Landrat des Saale-Orla-Kreises verstieß offenbar gegen das Schutzgesetz

Möschlitz.  24 Personen wurden bei einem Konzert in Möschlitz von der Polizei angetroffen. Darunter: Saale-Orla-Kreischef Thomas Fügmann.

 Landrat Thomas Fügmann

Landrat Thomas Fügmann

Foto: Foto: Peter Cissek

Die Polizeiinspektion Saale-Orla achtete über Ostern darauf, dass die Infektionsschutzgesetze eingehalten wurden. Das hat nun Folgen für den Landrat des Saale-Orla-Kreises, Thomas Fügmann (CDU). Die Beamten registrierten ihn bei einer untersagten Veranstaltung und fertigten Anzeigen.

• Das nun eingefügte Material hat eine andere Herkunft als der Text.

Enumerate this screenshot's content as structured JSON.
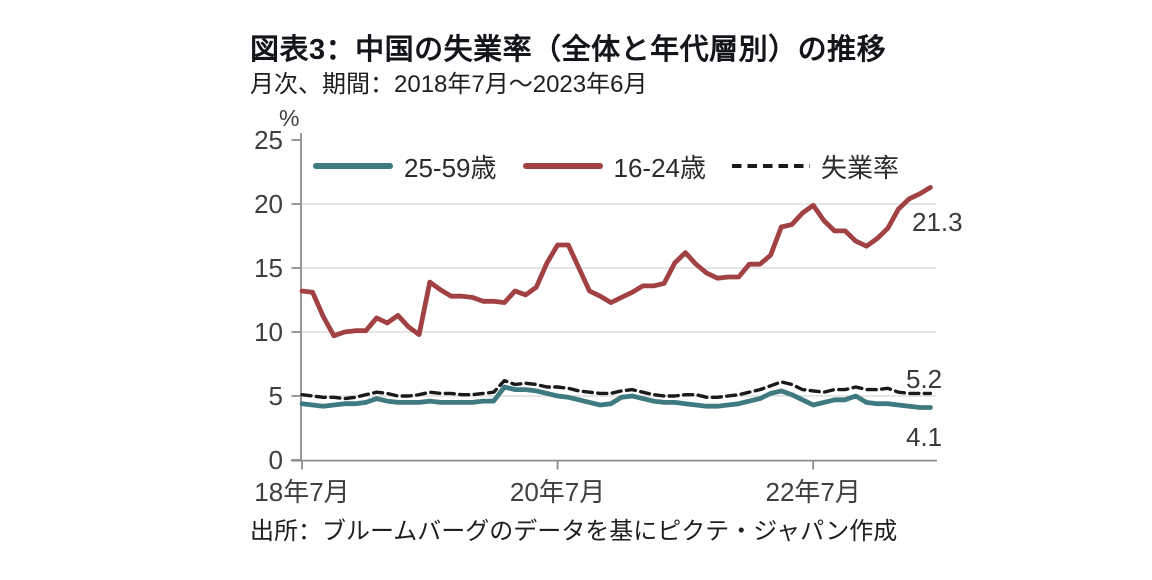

Hintergrund des Ganzen ist eine zuvor von Fügmann erteilte Ausnahmegenehmigung für ein Konzert des Möschlitzer Posaunenchores am Ostersonntag und drei ähnliche Veranstaltungen. Allerdings hatte der Krisenstab der Landesregierung und das Landesverwaltungsamt am Sonnabend daraufhin interveniert, so dass Fügmann die Ausnahmegenehmigungen zurückgenommen habe. Dieses soll den Veranstaltern des Posaunenchor-Konzertes am Ostersonntag mitgeteilt worden sein.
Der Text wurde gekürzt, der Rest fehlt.